Why Baltimore walked away: risk tolerance, not a technicality
Ravens sources and their recent personnel behavior show a consistent pattern: they will cancel agreements when medical staff judge long‑term or recovery uncertainty to be worth protecting draft capital. In Crosby’s case the calculation was never just “he failed a physical”; it was whether a torn meniscus — surgically repaired in January — created a measurable chance that a player of Crosby’s age and workload profile wouldn’t justify surrendering two first‑round picks.
Put another way, Baltimore treated this as a valuation mismatch: Crosby’s upside as a game‑changing edge rusher had to outweigh the cost of two high picks plus the risk of his knee relapse or limited availability. Their threshold tipped toward preserving draft capital rather than absorbing a medical risk at that price.
Practical fallout for the Raiders (numbers and options)
The collapsed trade produces immediate roster and cap consequences because the Raiders had acted in free agency assuming Crosby would be gone. Las Vegas entered free agency with more than $120 million of cap space and signed multiple players, including former Raven center Tyler Linderbaum, anticipating the trade’s cap relief.
| Item | What was proposed / present | Immediate implication |
|---|---|---|
| Draft compensation | Ravens: 2026 & 2027 first‑round picks | Now retained by Raiders; reduces leverage for trades |
| Crosby contract | $106.5M extension through 2029; $32.5M fully guaranteed in 2026; guarantees end after 2026 | High 2026 cap hit protected; creates pressure to restructure or trade |
| Raiders’ cap posture | >$120M entering free agency; spent on several signings | Roster moves assumed trade proceeds; retaining Crosby may force restructures or reversals |
Practically, Las Vegas has three visible paths: (1) find another team willing to meet the Raiders’ original price or a slightly reduced one, (2) retain Crosby and restructure contracts to absorb the 2026 guarantee, or (3) wait until Crosby’s health is clearer and hope buyer interest returns.
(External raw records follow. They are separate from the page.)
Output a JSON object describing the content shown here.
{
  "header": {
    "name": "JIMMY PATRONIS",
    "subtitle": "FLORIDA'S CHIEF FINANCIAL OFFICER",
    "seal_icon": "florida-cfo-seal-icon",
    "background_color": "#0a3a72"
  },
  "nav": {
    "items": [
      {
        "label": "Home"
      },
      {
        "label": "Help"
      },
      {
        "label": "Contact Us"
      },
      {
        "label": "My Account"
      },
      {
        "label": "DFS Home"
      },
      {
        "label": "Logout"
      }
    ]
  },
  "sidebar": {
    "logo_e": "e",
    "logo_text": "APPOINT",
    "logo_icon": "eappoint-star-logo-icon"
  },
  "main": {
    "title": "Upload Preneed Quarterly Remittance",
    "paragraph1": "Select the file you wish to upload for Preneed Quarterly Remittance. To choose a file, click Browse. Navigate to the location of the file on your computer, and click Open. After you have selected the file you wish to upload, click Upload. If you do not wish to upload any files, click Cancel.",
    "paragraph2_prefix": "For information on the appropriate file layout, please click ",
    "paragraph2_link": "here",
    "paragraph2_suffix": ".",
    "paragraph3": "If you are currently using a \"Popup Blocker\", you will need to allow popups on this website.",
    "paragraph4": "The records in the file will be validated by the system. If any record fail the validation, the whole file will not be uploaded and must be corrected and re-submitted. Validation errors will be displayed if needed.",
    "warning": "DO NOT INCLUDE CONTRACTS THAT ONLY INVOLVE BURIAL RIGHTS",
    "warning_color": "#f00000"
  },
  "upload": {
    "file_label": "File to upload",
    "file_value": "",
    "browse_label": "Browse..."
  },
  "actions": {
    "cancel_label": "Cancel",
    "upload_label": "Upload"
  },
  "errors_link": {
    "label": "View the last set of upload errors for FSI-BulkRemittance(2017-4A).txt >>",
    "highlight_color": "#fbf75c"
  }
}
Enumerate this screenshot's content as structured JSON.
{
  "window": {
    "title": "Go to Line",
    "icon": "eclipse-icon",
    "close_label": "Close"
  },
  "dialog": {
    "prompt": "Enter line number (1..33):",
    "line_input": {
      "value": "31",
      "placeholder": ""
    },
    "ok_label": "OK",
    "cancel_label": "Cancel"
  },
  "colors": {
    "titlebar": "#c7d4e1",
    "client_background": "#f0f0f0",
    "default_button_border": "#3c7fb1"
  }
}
Each path has a clear cost: lost draft capital, increased short‑term cap strain, or delay and uncertainty.
What will change the calculus — the next checkpoints
The clearest short‑term trigger that would reopen trade talks is a medical reassessment that reduces perceived long‑term risk: documented weeks‑to‑months improvement in knee stability, cleared participation in low‑contact drills, or an independent second opinion that narrows the variance in availability projections. Without a better medical outlook, teams with conservative draft‑capital policies will demand a much lower price.
From the Raiders’ perspective, meaningful stop‑signals are also concrete: if no team meets their two‑pick asking price within the next offseason window, the realistic starting point should shift to either a one‑first‑round‑pick deal plus protections or an internal cap solution. That shift is a practical threshold for adjusting strategy rather than a judgment about Crosby’s play alone.
Quick Q&A
Q: Could Baltimore be criticized for overcaution? A: Possibly, but their record of rescinding deals over medical concerns shows they consistently prioritize draft capital preservation; that consistency explains the decision more than any single test result. Q: What’s the Raiders’ realistic best next move? A: Seek a new trade partner willing to accept downgraded compensation or prepare to restructure contracts if they choose to retain Crosby through 2026 while monitoring his recovery.